Risk factors associated with the incidence of self-reported COVID-19-like illness: data from a web-based syndromic surveillance system in the Netherlands.

During the first wave of the severe acute respiratory syndrome-coronavirus-2 epidemic in the Netherlands, notifications consisted mostly of patients with relatively severe disease. To enable real-time monitoring of the incidence of mild coronavirus disease 2019 (COVID-19) - for which medical consultation might not be required - the Infectieradar web-based syndromic surveillance system was launched in mid-March 2020. Our aim was to quantify associations between Infectieradar participant characteristics and the incidence of self-reported COVID-19-like illness.

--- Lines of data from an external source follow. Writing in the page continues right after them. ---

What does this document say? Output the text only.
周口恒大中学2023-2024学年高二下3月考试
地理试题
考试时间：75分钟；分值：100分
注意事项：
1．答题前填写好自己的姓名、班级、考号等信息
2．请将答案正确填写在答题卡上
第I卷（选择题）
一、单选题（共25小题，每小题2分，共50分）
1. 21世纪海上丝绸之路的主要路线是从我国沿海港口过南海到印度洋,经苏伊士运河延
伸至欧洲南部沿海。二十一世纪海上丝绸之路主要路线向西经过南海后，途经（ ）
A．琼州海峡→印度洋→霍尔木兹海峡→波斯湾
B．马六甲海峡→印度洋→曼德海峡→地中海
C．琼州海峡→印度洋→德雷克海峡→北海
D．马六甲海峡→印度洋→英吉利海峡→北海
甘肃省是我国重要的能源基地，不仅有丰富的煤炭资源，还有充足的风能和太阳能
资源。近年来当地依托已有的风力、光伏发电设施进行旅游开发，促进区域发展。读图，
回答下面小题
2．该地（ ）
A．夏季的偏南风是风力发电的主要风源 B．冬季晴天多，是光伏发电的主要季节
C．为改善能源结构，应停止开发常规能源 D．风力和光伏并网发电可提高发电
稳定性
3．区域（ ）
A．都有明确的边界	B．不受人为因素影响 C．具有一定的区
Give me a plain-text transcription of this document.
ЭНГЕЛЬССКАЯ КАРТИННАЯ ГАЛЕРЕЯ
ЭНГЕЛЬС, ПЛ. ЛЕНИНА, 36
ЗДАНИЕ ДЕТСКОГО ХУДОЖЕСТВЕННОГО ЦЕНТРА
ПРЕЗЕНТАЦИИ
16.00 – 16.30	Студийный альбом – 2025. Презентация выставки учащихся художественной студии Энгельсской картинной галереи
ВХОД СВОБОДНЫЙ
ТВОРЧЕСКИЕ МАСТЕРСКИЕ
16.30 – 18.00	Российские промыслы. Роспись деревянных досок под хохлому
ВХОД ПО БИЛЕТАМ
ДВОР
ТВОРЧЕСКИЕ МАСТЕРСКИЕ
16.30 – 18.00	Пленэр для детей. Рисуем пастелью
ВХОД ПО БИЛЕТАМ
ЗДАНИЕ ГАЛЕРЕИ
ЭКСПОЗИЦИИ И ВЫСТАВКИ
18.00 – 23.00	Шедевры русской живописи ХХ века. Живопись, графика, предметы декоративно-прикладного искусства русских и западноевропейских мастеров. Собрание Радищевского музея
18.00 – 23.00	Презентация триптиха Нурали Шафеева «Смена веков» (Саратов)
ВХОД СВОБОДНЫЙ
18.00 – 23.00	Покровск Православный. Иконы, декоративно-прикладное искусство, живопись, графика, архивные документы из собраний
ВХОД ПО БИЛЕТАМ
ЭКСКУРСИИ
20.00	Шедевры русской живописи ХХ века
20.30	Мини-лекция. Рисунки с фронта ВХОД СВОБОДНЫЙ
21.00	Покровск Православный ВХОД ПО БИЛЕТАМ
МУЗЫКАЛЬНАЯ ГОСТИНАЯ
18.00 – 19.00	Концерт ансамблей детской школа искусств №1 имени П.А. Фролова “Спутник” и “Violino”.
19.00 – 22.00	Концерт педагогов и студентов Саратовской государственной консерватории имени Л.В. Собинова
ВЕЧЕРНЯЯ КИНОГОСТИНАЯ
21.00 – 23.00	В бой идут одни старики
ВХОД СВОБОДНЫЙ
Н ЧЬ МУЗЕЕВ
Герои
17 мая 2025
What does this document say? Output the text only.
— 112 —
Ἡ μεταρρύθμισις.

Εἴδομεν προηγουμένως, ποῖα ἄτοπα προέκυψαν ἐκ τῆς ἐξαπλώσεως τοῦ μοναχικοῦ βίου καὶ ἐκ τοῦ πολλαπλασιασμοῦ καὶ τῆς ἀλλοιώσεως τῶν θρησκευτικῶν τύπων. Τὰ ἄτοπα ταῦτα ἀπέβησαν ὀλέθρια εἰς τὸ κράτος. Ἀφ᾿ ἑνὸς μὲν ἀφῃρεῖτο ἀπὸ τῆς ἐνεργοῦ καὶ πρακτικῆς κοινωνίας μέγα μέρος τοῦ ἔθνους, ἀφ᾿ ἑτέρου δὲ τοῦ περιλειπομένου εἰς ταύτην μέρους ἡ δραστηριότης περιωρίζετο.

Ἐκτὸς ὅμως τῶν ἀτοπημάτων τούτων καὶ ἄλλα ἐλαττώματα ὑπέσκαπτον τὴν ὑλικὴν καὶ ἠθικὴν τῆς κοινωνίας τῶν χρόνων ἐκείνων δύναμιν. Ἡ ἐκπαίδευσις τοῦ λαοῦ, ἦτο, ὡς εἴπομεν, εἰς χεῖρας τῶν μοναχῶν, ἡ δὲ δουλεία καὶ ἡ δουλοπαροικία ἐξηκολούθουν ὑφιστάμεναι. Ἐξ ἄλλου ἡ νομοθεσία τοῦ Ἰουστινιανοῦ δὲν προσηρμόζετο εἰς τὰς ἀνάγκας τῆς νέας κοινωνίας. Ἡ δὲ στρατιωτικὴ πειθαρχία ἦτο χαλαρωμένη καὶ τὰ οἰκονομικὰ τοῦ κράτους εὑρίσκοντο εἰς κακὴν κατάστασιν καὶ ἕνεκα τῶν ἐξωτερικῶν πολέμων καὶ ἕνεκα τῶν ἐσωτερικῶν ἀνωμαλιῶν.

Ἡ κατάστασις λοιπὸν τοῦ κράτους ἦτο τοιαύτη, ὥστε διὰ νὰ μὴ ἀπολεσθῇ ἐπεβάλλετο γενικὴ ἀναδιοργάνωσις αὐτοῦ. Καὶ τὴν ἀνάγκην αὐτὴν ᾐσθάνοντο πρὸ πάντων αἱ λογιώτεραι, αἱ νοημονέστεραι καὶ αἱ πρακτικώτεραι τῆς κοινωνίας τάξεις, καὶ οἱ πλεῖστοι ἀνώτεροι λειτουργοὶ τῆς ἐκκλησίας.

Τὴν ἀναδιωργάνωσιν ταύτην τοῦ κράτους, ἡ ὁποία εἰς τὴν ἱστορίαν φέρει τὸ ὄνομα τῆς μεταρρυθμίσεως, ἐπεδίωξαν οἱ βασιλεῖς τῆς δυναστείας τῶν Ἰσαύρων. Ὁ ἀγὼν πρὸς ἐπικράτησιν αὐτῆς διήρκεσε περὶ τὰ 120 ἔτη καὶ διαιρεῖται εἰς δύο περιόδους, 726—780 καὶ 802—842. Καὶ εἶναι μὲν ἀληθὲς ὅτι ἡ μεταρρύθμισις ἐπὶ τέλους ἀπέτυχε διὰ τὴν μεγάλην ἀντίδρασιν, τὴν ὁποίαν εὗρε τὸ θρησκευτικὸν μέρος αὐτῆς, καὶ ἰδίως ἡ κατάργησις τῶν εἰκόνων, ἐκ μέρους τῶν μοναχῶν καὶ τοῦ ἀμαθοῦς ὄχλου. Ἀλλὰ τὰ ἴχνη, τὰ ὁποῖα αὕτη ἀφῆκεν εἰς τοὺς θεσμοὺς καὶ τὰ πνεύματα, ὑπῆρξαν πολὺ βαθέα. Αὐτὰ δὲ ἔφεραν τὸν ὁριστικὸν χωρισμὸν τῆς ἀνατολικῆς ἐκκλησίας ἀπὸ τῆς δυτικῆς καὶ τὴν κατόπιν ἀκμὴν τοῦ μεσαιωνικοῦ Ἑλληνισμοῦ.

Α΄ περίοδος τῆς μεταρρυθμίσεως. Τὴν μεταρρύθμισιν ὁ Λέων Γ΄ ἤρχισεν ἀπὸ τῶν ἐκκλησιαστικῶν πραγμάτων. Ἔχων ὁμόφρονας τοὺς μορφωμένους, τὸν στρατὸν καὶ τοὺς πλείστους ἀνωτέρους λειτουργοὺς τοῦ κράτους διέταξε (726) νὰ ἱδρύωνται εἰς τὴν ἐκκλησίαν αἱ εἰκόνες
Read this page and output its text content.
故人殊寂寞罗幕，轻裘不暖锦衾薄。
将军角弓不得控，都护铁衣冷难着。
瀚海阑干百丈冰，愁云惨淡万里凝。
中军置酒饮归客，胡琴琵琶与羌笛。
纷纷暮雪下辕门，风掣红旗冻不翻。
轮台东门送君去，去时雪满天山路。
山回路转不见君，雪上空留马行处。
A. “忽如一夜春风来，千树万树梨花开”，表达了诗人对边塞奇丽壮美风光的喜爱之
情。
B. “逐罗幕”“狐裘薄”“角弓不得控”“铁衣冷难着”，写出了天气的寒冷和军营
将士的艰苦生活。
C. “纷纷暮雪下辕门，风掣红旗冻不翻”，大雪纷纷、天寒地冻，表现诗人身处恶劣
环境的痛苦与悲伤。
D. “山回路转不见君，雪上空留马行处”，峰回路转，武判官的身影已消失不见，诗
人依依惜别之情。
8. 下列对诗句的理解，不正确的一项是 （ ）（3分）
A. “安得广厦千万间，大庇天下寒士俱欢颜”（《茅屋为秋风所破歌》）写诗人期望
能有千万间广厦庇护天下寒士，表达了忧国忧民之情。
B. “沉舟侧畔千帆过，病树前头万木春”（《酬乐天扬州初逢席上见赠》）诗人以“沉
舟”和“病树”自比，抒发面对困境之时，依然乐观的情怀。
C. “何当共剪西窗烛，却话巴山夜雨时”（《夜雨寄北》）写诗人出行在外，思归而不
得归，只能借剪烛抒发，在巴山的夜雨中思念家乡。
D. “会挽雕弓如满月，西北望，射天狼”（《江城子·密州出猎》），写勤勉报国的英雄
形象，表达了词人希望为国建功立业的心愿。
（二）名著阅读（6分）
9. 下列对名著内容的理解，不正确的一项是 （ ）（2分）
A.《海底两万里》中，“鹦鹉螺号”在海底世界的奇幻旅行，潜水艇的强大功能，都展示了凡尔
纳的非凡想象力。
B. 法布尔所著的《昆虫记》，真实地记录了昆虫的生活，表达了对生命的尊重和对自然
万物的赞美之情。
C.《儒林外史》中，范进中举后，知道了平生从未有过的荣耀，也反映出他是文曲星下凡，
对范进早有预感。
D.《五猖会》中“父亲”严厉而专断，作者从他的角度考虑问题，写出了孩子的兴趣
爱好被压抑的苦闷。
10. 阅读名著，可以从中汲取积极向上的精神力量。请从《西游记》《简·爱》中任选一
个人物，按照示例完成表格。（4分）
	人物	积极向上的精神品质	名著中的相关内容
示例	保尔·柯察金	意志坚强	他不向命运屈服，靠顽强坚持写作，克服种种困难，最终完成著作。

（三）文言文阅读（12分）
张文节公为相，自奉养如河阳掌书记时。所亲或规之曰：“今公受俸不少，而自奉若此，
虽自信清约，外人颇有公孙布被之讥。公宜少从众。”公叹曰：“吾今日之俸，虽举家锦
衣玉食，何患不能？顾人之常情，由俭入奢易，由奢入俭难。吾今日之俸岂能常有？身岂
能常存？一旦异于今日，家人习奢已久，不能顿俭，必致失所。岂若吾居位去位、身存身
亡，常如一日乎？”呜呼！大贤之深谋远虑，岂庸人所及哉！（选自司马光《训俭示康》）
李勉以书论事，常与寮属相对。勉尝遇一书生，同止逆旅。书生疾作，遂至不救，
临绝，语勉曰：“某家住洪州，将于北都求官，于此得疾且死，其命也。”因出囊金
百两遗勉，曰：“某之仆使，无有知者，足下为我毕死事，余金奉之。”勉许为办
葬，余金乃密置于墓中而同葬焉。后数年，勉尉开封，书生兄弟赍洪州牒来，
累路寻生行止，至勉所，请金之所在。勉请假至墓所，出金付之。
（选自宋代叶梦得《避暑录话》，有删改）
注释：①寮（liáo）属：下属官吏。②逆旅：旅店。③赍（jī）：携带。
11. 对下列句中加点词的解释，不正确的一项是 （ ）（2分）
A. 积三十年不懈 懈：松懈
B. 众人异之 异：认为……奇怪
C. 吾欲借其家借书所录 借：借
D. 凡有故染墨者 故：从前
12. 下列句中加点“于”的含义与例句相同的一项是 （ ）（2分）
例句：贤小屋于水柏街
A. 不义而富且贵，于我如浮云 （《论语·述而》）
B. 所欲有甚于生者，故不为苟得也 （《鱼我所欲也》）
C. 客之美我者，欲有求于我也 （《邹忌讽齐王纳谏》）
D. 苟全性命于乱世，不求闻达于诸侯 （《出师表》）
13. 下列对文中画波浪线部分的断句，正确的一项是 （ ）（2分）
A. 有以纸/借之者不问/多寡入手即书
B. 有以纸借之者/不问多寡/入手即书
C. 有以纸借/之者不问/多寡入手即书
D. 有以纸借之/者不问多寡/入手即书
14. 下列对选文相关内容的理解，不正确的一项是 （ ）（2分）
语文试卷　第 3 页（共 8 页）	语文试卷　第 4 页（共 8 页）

Recruitment for this cohort study was via a web announcement. After registering, participants completed weekly questionnaires, reporting the occurrence of a set of symptoms. The incidence rate of COVID-19-like illness was estimated and multivariable Poisson regression used to estimate the relative risks associated with sociodemographic variables, lifestyle factors and pre-existing medical conditions. Between 17 March and 24 May 2020, 25 663 active participants were identified, who reported 7060 episodes of COVID-19-like illness over 131 404 person-weeks of follow-up. The incidence rate declined over the analysis period, consistent with the decline in notified cases. Male sex, age 65+ years and higher education were associated with a significantly lower COVID-19-like illness incidence rate (adjusted rate ratios (RRs) of 0.80 (95% CI 0.76-0.84), 0.77 (0.70-0.85), 0.84 (0.80-0.88), respectively) and the baseline characteristics ever-smoker, asthma, allergies, diabetes, chronic lung disease, cardiovascular disease and children in the household were associated with a higher incidence (RRs of 1.11 (1.04-1.19) to 1.69 (1.50-1.90)). Web-based syndromic surveillance has proven useful for monitoring the temporal trends in, and risk factors associated with, the incidence of mild disease. Increased relative risks observed for several patient factors could reflect a combination of exposure risk, susceptibility to infection and propensity to report symptoms.